The drugs were designed to prevent her body rejecting new tissues, but they always threatened to make Ms Dinoire seriously ill.
Miss
Dinoire, from Valenciennes, northern France, captured the imagination
of the world in November 2005 when she was given a new nose, mouth and
chin at the nearby Amiens Hospital.
She was rushed to hospital after her pet dog apparently ripped off the vital features, but she had no memory of what happened.
After taking sleeping pills, all the divorced mother of two could remember was waking up with blood on the floor of her flat.
When she tried to light up a cigarette, Miss Dinoire had realised her facial features were missing.
It
took a team led by Professor Bernard Duvauchelle, an oral and
maxillofacial surgeon, 15 hours to perform the medical breakthrough.
A triangle of face tissue from a brain-dead woman's nose and mouth were grafted onto Miss Dinoire.
Three years on, Miss Dinoire admitted that she remained uncertain as to whose face she looked at in the mirror every day.
Referring to the dead donor, she said in 2008: ‘It's not hers, it's not mine, it's somebody else's.
‘Before
the operation, I expected my new face would look like me but it turned
out after the operation that it was half me and half her.’
Miss
Dinoire said she had not yet worked out her new identity, adding: ‘It
takes an awful lot of time to get used to someone else's face.
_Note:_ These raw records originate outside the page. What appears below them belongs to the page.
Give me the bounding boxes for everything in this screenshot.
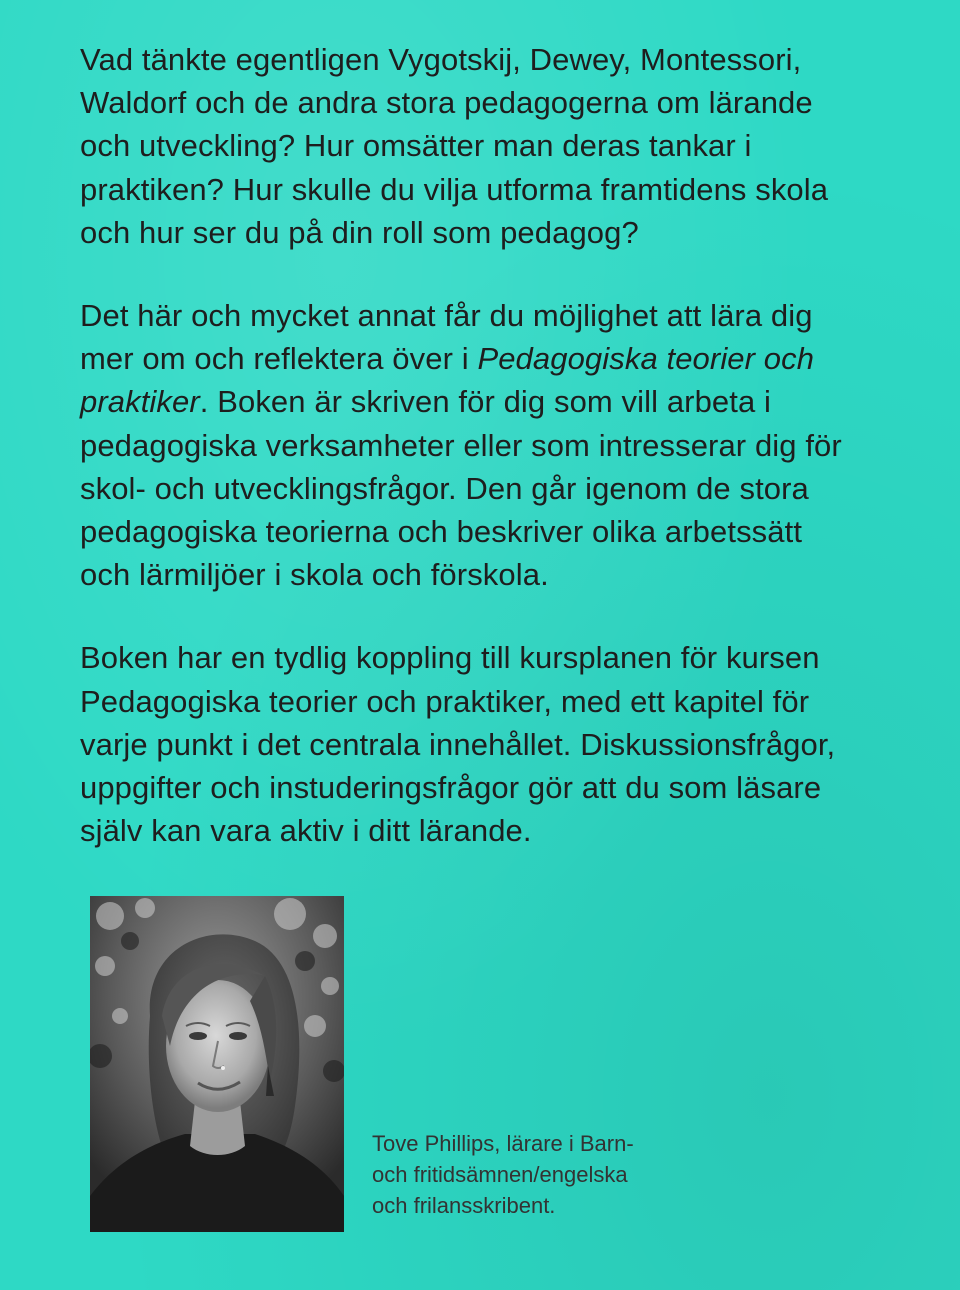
text-line: . Boken är skriven för dig som vill arbeta i xyxy=(199,384,772,420)
text-line: Waldorf och de andra stora pedagogerna om lärande xyxy=(80,85,813,121)
text-line: och hur ser du på din roll som pedagog? xyxy=(80,214,639,250)
blurb-paragraph-3 xyxy=(80,636,900,852)
text-line: Pedagogiska teorier och praktiker, med ett kapitel för xyxy=(80,683,810,719)
author-photo xyxy=(90,896,344,1232)
blurb-paragraph-1 xyxy=(80,38,900,254)
caption-line: Tove Phillips, lärare i Barn- xyxy=(372,1131,634,1156)
text-line: Boken har en tydlig koppling till kursplanen för kursen xyxy=(80,640,820,676)
text-line: pedagogiska teorierna och beskriver olika arbetssätt xyxy=(80,514,803,550)
text-line: och lärmiljöer i skola och förskola. xyxy=(80,557,549,593)
text-line: pedagogiska verksamheter eller som intresserar dig för xyxy=(80,427,842,463)
caption-line: och fritidsämnen/engelska xyxy=(372,1162,628,1187)
text-line: uppgifter och instuderingsfrågor gör att du som läsare xyxy=(80,770,822,806)
text-line: varje punkt i det centrala innehållet. Diskussionsfrågor, xyxy=(80,726,836,762)
text-line: skol- och utvecklingsfrågor. Den går igenom de stora xyxy=(80,470,809,506)
text-line: mer om och reflektera över i xyxy=(80,341,478,377)
text-line: själv kan vara aktiv i ditt lärande. xyxy=(80,813,532,849)
text-line: Vad tänkte egentligen Vygotskij, Dewey, Montessori, xyxy=(80,42,802,77)
blurb-text xyxy=(80,38,900,852)
author-portrait-icon xyxy=(90,896,344,1232)
caption-line: och frilansskribent. xyxy=(372,1193,556,1218)
blurb-paragraph-2 xyxy=(80,294,900,596)
book-title-italic: praktiker xyxy=(80,384,200,420)
text-line: och utveckling? Hur omsätter man deras tankar i xyxy=(80,128,752,164)
text-line: praktiken? Hur skulle du vilja utforma framtidens skola xyxy=(80,171,829,207)
author-caption xyxy=(372,1128,692,1221)
book-title-italic: Pedagogiska teorier och xyxy=(477,341,815,377)
text-line: Det här och mycket annat får du möjlighet att lära dig xyxy=(80,298,813,334)
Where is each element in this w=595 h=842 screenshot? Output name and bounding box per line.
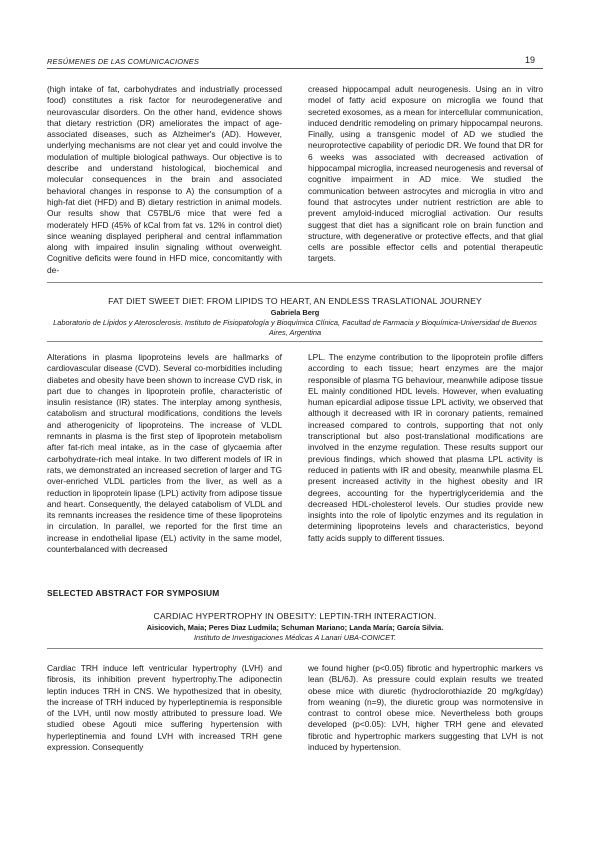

It's a
peculiar type of transplant.’
Miss Dinoire soon regained sensation back in the transplanted face, but regularly suffered graft rejection.
A
report in the news outlet’s health pages today reads: ‘Isabelle Dinoire
died this summer. She was the first patient in the world to benefit
from a face transplant in 2005.’
Surgeons have been transplanting
livers, kidneys and hearts for many years, but faces have always been
different, because they are seen as a sacred, untouchable parts of a
person's identity.
Unlike other organs, face transplants are not
life-saving operations. As a result, ethical committees frequently
blocked them from going ahead.
But Professor Dubernard, said after carrying out the
operation: ‘Once I had seen Isabelle's disfigured face, no more needed
to be said. I was convinced something had to be done for this patient.’